8.2.1.4 How to specify the output character set gettext uses
gettext not only looks up a translation in a message catalog. It
also converts the translation on the fly to the desired output character
set. This is useful if the user is working in a different character set
than the translator who created the message catalog, because it avoids
distributing variants of message catalogs which differ only in the
character set.
The output character set is, by default, the value of nl_langinfo
(CODESET), which depends on the LC_CTYPE part of the current
locale. But programs which store strings in a locale independent way
(e.g. UTF-8) can request that gettext and related functions
return the translations in that encoding, by use of the
bind_textdomain_codeset function.
Note that the msgid argument to gettext is not subject to
character set conversion. Also, when gettext does not find a
translation for msgid, it returns msgid unchanged –
independently of the current output character set. It is therefore
recommended that all msgids be US-ASCII strings.

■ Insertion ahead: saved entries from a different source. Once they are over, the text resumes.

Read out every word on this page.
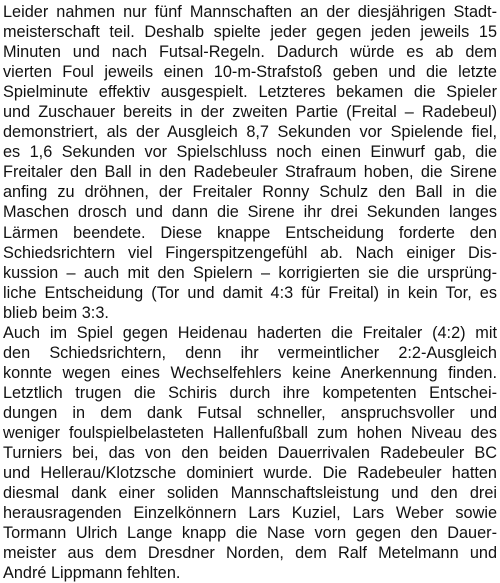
Leider nahmen nur fünf Mannschaften an der diesjährigen Stadt-
meisterschaft teil. Deshalb spielte jeder gegen jeden jeweils 15
Minuten und nach Futsal-Regeln. Dadurch würde es ab dem
vierten Foul jeweils einen 10-m-Strafstoß geben und die letzte
Spielminute effektiv ausgespielt. Letzteres bekamen die Spieler
und Zuschauer bereits in der zweiten Partie (Freital – Radebeul)
demonstriert, als der Ausgleich 8,7 Sekunden vor Spielende fiel,
es 1,6 Sekunden vor Spielschluss noch einen Einwurf gab, die
Freitaler den Ball in den Radebeuler Strafraum hoben, die Sirene
anfing zu dröhnen, der Freitaler Ronny Schulz den Ball in die
Maschen drosch und dann die Sirene ihr drei Sekunden langes
Lärmen beendete. Diese knappe Entscheidung forderte den
Schiedsrichtern viel Fingerspitzengefühl ab. Nach einiger Dis-
kussion – auch mit den Spielern – korrigierten sie die ursprüng-
liche Entscheidung (Tor und damit 4:3 für Freital) in kein Tor, es
blieb beim 3:3.
Auch im Spiel gegen Heidenau haderten die Freitaler (4:2) mit
den Schiedsrichtern, denn ihr vermeintlicher 2:2-Ausgleich
konnte wegen eines Wechselfehlers keine Anerkennung finden.
Letztlich trugen die Schiris durch ihre kompetenten Entschei-
dungen in dem dank Futsal schneller, anspruchsvoller und
weniger foulspielbelasteten Hallenfußball zum hohen Niveau des
Turniers bei, das von den beiden Dauerrivalen Radebeuler BC
und Hellerau/Klotzsche dominiert wurde. Die Radebeuler hatten
diesmal dank einer soliden Mannschaftsleistung und den drei
herausragenden Einzelkönnern Lars Kuziel, Lars Weber sowie
Tormann Ulrich Lange knapp die Nase vorn gegen den Dauer-
meister aus dem Dresdner Norden, dem Ralf Metelmann und
André Lippmann fehlten.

The bind_textdomain_codeset function can be used to specify the
output character set for message catalogs for domain domainname.
The codeset argument must be a valid codeset name which can be used
for the iconv_open function, or a null pointer.
If the codeset parameter is the null pointer,
bind_textdomain_codeset returns the currently selected codeset
for the domain with the name domainname. It returns NULL if
no codeset has yet been selected.
The bind_textdomain_codeset function can be used several times.
If used multiple times with the same domainname argument, the
later call overrides the settings made by the earlier one.
The bind_textdomain_codeset function returns a pointer to a
string containing the name of the selected codeset. The string is
allocated internally in the function and must not be changed by the
user. If the system went out of core during the execution of
bind_textdomain_codeset, the return value is NULL and the
global variable errno is set accordingly.